Serviva a questo imporre un governo a trazione nordista, contro le indicazioni elettorali del paese, a mettere un ministro della Lega allo sviluppo economico e sostituire il ministro Provenzano al sud.
E dicono bene Silvia Prodi e Raffaele Cimmino, rispettivamente Responsabile riforme dello Stato e Responsabile Mezzogiorno di Sinistra Italiana:
“Secondo la narrativa prevalente il Recovery plan rappresenta un’imperdibile occasione per correggere, grazie alla mole di risorse, le storiche debolezze strutturali che rallentano la crescita dell’economia nazionale e al tempo stesso porre rimedio al secolare divario tra le regioni meridionali e il resto del paese.

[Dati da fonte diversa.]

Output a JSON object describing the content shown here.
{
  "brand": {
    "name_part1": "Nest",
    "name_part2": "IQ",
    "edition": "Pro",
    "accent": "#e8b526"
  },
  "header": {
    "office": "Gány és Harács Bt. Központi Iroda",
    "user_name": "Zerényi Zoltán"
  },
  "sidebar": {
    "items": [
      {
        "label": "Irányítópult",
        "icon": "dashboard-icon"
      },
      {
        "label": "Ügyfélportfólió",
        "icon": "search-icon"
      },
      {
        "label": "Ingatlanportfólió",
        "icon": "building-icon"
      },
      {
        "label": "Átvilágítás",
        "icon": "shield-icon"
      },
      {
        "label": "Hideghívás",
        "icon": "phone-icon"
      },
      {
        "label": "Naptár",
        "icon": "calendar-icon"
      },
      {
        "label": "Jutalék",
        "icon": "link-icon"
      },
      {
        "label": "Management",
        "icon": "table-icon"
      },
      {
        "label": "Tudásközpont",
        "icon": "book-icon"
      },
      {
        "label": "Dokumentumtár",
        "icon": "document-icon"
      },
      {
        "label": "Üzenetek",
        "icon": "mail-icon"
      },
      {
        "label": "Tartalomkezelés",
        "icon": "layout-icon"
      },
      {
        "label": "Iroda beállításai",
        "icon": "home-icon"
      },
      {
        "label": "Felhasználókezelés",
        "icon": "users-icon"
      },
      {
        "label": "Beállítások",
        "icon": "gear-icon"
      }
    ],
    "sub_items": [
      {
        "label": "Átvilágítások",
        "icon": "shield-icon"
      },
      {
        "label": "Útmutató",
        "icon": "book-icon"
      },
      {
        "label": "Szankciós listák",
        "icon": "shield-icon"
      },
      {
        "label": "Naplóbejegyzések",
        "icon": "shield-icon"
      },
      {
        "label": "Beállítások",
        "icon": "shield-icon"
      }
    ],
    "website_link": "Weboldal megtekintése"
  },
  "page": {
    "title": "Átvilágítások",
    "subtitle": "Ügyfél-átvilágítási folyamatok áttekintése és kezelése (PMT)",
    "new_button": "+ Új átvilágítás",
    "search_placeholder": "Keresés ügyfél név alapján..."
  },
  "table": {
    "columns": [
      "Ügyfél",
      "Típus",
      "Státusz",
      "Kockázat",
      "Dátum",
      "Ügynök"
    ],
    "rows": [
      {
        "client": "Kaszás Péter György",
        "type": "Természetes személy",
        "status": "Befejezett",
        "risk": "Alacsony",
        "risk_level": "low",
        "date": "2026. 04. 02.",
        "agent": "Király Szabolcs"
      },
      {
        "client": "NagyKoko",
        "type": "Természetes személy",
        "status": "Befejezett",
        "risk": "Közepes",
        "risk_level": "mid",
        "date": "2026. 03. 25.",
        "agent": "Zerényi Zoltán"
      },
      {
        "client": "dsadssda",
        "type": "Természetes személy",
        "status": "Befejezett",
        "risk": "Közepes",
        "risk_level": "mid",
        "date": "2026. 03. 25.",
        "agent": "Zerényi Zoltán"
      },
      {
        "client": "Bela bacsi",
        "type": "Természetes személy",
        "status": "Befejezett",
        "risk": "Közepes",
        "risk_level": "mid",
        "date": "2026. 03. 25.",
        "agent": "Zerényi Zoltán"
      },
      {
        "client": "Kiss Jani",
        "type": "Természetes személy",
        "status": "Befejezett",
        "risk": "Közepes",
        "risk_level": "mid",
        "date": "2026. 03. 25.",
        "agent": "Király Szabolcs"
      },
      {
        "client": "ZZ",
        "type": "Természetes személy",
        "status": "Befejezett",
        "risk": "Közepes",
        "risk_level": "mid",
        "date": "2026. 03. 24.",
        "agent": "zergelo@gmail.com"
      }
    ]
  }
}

Niente di più lontano dalla realtà: “con un giochino da illusionisti contabili, infatti, la quota destinata al Sud arriva al 40% ma solo perché ci si infilano le risorse del Fondo sviluppo e coesione.
Chi fa notare questo dato, e quindi ancora una volta il carattere sostitutivo anziché addizionale delle risorse, viene aspramente rimproverato. Non si capisce, si dice, che il Fondo verrà ricostituito. Intanto il 66% del Recovery plan non riguarda il Sud. Non è dettaglio da poco.

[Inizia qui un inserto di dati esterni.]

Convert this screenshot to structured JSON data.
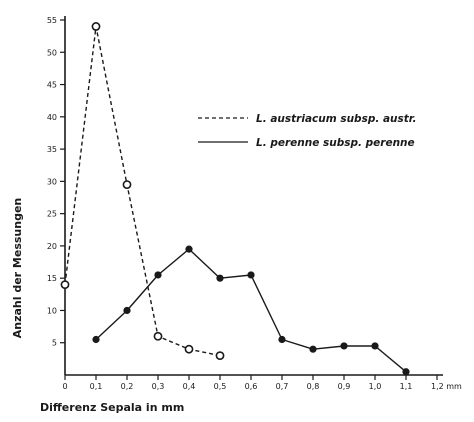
{
  "chart_data": {
    "type": "line",
    "xlabel": "Differenz Sepala in mm",
    "ylabel": "Anzahl der Messungen",
    "xlim": [
      0,
      1.2
    ],
    "ylim": [
      0,
      55
    ],
    "x_ticks": [
      0,
      0.1,
      0.2,
      0.3,
      0.4,
      0.5,
      0.6,
      0.7,
      0.8,
      0.9,
      1.0,
      1.1,
      1.2
    ],
    "x_tick_labels": [
      "0",
      "0,1",
      "0,2",
      "0,3",
      "0,4",
      "0,5",
      "0,6",
      "0,7",
      "0,8",
      "0,9",
      "1,0",
      "1,1",
      "1,2 mm"
    ],
    "y_ticks": [
      5,
      10,
      15,
      20,
      25,
      30,
      35,
      40,
      45,
      50,
      55
    ],
    "y_tick_labels": [
      "5",
      "10",
      "15",
      "20",
      "25",
      "30",
      "35",
      "40",
      "45",
      "50",
      "55"
    ],
    "grid": false,
    "legend_position": "right",
    "series": [
      {
        "name": "L. austriacum subsp. austr.",
        "style": "dashed",
        "marker": "open-circle",
        "x": [
          0,
          0.1,
          0.2,
          0.3,
          0.4,
          0.5
        ],
        "y": [
          14,
          54,
          29.5,
          6,
          4,
          3
        ]
      },
      {
        "name": "L. perenne subsp. perenne",
        "style": "solid",
        "marker": "filled-circle",
        "x": [
          0.1,
          0.2,
          0.3,
          0.4,
          0.5,
          0.6,
          0.7,
          0.8,
          0.9,
          1.0,
          1.1
        ],
        "y": [
          5.5,
          10,
          15.5,
          19.5,
          15,
          15.5,
          5.5,
          4,
          4.5,
          4.5,
          0.5
        ]
      }
    ],
    "colors": {
      "ink": "#1a1a1a",
      "background": "#ffffff"
    }
  }
}
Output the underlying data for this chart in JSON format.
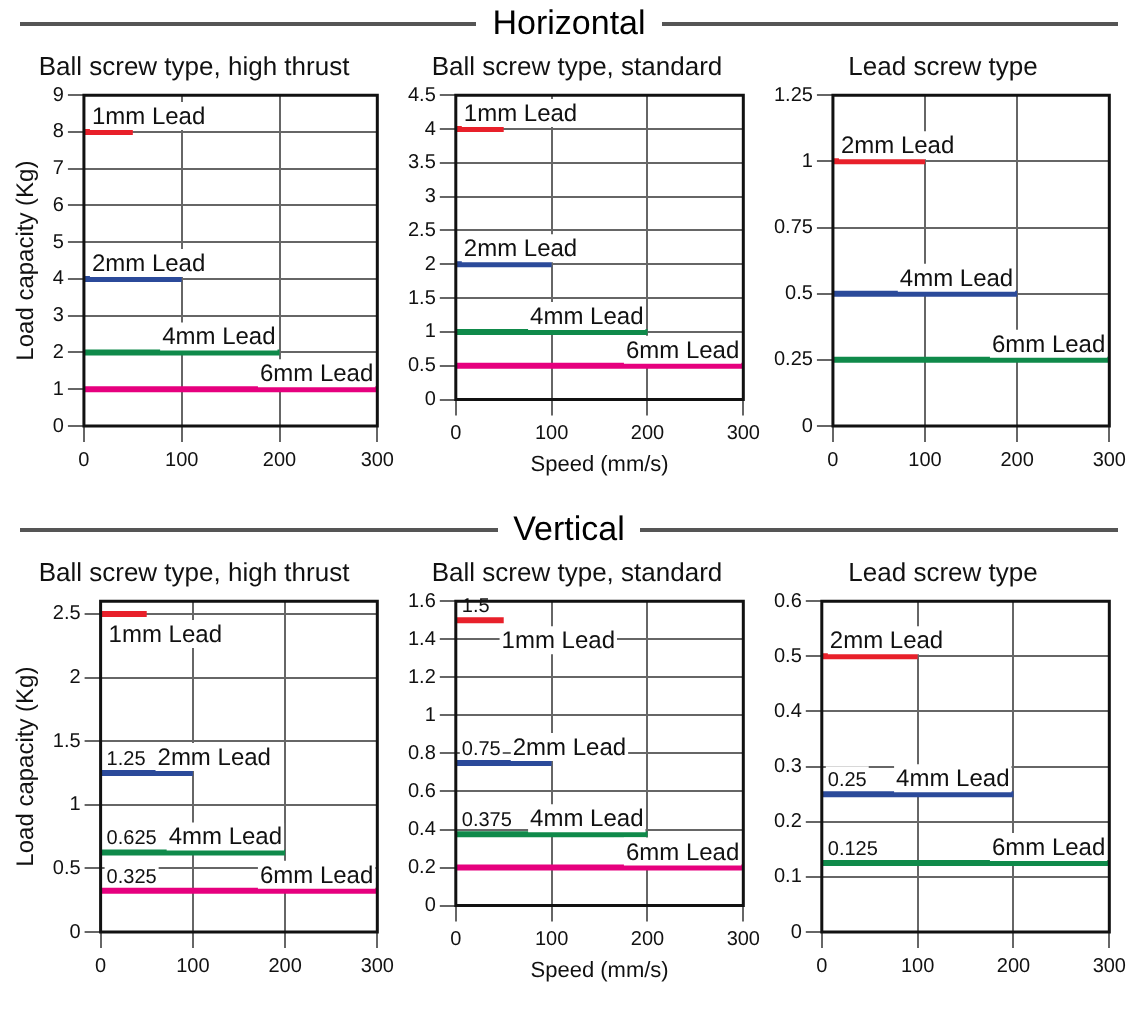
{
  "chart_data": [
    {
      "type": "other",
      "title": "Horizontal"
    },
    {
      "type": "line",
      "title": "Ball screw type, high thrust",
      "ylabel": "Load capacity (Kg)",
      "xlim": [
        0,
        300
      ],
      "xticks": [
        0,
        100,
        200,
        300
      ],
      "ylim": [
        0,
        9
      ],
      "yticks": [
        0,
        1,
        2,
        3,
        4,
        5,
        6,
        7,
        8,
        9
      ],
      "grid": true,
      "series": [
        {
          "name": "1mm Lead",
          "color": "#e8202a",
          "x": [
            0,
            50
          ],
          "values": [
            8,
            8
          ]
        },
        {
          "name": "2mm Lead",
          "color": "#2b4a9a",
          "x": [
            0,
            100
          ],
          "values": [
            4,
            4
          ]
        },
        {
          "name": "4mm Lead",
          "color": "#0f8a4a",
          "x": [
            0,
            200
          ],
          "values": [
            2,
            2
          ]
        },
        {
          "name": "6mm Lead",
          "color": "#e6007e",
          "x": [
            0,
            300
          ],
          "values": [
            1,
            1
          ]
        }
      ]
    },
    {
      "type": "line",
      "title": "Ball screw type, standard",
      "xlabel": "Speed (mm/s)",
      "xlim": [
        0,
        300
      ],
      "xticks": [
        0,
        100,
        200,
        300
      ],
      "ylim": [
        0,
        4.5
      ],
      "yticks": [
        0,
        0.5,
        1,
        1.5,
        2,
        2.5,
        3,
        3.5,
        4,
        4.5
      ],
      "grid": true,
      "series": [
        {
          "name": "1mm Lead",
          "color": "#e8202a",
          "x": [
            0,
            50
          ],
          "values": [
            4,
            4
          ]
        },
        {
          "name": "2mm Lead",
          "color": "#2b4a9a",
          "x": [
            0,
            100
          ],
          "values": [
            2,
            2
          ]
        },
        {
          "name": "4mm Lead",
          "color": "#0f8a4a",
          "x": [
            0,
            200
          ],
          "values": [
            1,
            1
          ]
        },
        {
          "name": "6mm Lead",
          "color": "#e6007e",
          "x": [
            0,
            300
          ],
          "values": [
            0.5,
            0.5
          ]
        }
      ]
    },
    {
      "type": "line",
      "title": "Lead screw type",
      "xlim": [
        0,
        300
      ],
      "xticks": [
        0,
        100,
        200,
        300
      ],
      "ylim": [
        0,
        1.25
      ],
      "yticks": [
        0,
        0.25,
        0.5,
        0.75,
        1,
        1.25
      ],
      "grid": true,
      "series": [
        {
          "name": "2mm Lead",
          "color": "#e8202a",
          "x": [
            0,
            100
          ],
          "values": [
            1,
            1
          ]
        },
        {
          "name": "4mm Lead",
          "color": "#2b4a9a",
          "x": [
            0,
            200
          ],
          "values": [
            0.5,
            0.5
          ]
        },
        {
          "name": "6mm Lead",
          "color": "#0f8a4a",
          "x": [
            0,
            300
          ],
          "values": [
            0.25,
            0.25
          ]
        }
      ]
    },
    {
      "type": "other",
      "title": "Vertical"
    },
    {
      "type": "line",
      "title": "Ball screw type, high thrust",
      "ylabel": "Load capacity (Kg)",
      "xlim": [
        0,
        300
      ],
      "xticks": [
        0,
        100,
        200,
        300
      ],
      "ylim": [
        0,
        2.6
      ],
      "yticks": [
        0,
        0.5,
        1,
        1.5,
        2,
        2.5
      ],
      "grid": true,
      "series": [
        {
          "name": "1mm Lead",
          "color": "#e8202a",
          "x": [
            0,
            50
          ],
          "values": [
            2.5,
            2.5
          ]
        },
        {
          "name": "2mm Lead",
          "color": "#2b4a9a",
          "x": [
            0,
            100
          ],
          "values": [
            1.25,
            1.25
          ]
        },
        {
          "name": "4mm Lead",
          "color": "#0f8a4a",
          "x": [
            0,
            200
          ],
          "values": [
            0.625,
            0.625
          ]
        },
        {
          "name": "6mm Lead",
          "color": "#e6007e",
          "x": [
            0,
            300
          ],
          "values": [
            0.325,
            0.325
          ]
        }
      ],
      "annotations": [
        {
          "text": "1.25",
          "y": 1.25
        },
        {
          "text": "0.625",
          "y": 0.625
        },
        {
          "text": "0.325",
          "y": 0.325
        }
      ]
    },
    {
      "type": "line",
      "title": "Ball screw type, standard",
      "xlabel": "Speed (mm/s)",
      "xlim": [
        0,
        300
      ],
      "xticks": [
        0,
        100,
        200,
        300
      ],
      "ylim": [
        0,
        1.6
      ],
      "yticks": [
        0,
        0.2,
        0.4,
        0.6,
        0.8,
        1,
        1.2,
        1.4,
        1.6
      ],
      "grid": true,
      "series": [
        {
          "name": "1mm Lead",
          "color": "#e8202a",
          "x": [
            0,
            50
          ],
          "values": [
            1.5,
            1.5
          ]
        },
        {
          "name": "2mm Lead",
          "color": "#2b4a9a",
          "x": [
            0,
            100
          ],
          "values": [
            0.75,
            0.75
          ]
        },
        {
          "name": "4mm Lead",
          "color": "#0f8a4a",
          "x": [
            0,
            200
          ],
          "values": [
            0.375,
            0.375
          ]
        },
        {
          "name": "6mm Lead",
          "color": "#e6007e",
          "x": [
            0,
            300
          ],
          "values": [
            0.2,
            0.2
          ]
        }
      ],
      "annotations": [
        {
          "text": "1.5",
          "y": 1.5
        },
        {
          "text": "0.75",
          "y": 0.75
        },
        {
          "text": "0.375",
          "y": 0.375
        }
      ]
    },
    {
      "type": "line",
      "title": "Lead screw type",
      "xlim": [
        0,
        300
      ],
      "xticks": [
        0,
        100,
        200,
        300
      ],
      "ylim": [
        0,
        0.6
      ],
      "yticks": [
        0,
        0.1,
        0.2,
        0.3,
        0.4,
        0.5,
        0.6
      ],
      "grid": true,
      "series": [
        {
          "name": "2mm Lead",
          "color": "#e8202a",
          "x": [
            0,
            100
          ],
          "values": [
            0.5,
            0.5
          ]
        },
        {
          "name": "4mm Lead",
          "color": "#2b4a9a",
          "x": [
            0,
            200
          ],
          "values": [
            0.25,
            0.25
          ]
        },
        {
          "name": "6mm Lead",
          "color": "#0f8a4a",
          "x": [
            0,
            300
          ],
          "values": [
            0.125,
            0.125
          ]
        }
      ],
      "annotations": [
        {
          "text": "0.25",
          "y": 0.25
        },
        {
          "text": "0.125",
          "y": 0.125
        }
      ]
    }
  ]
}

Aggiungiamoci che secondo un affidabile studio, curato tra gli altri da Riccardo Realfonzo, servirebbe il 30% addizionale delle risorse stanziate a fondo perduto dal Recovery per innescare una vera ripresa dell’economia italiana dallo shock pandemico. Basta per dire che quello che si intravede non può che destare preoccupazione.
Preoccupazione fondata, visto che lo stesso PNRR prevede che alla fine del ciclo del Recovery la ricchezza prodotta dal Mezzogiorno sarà del 23,7% della quota nazionale, al di sotto del dato del 1999.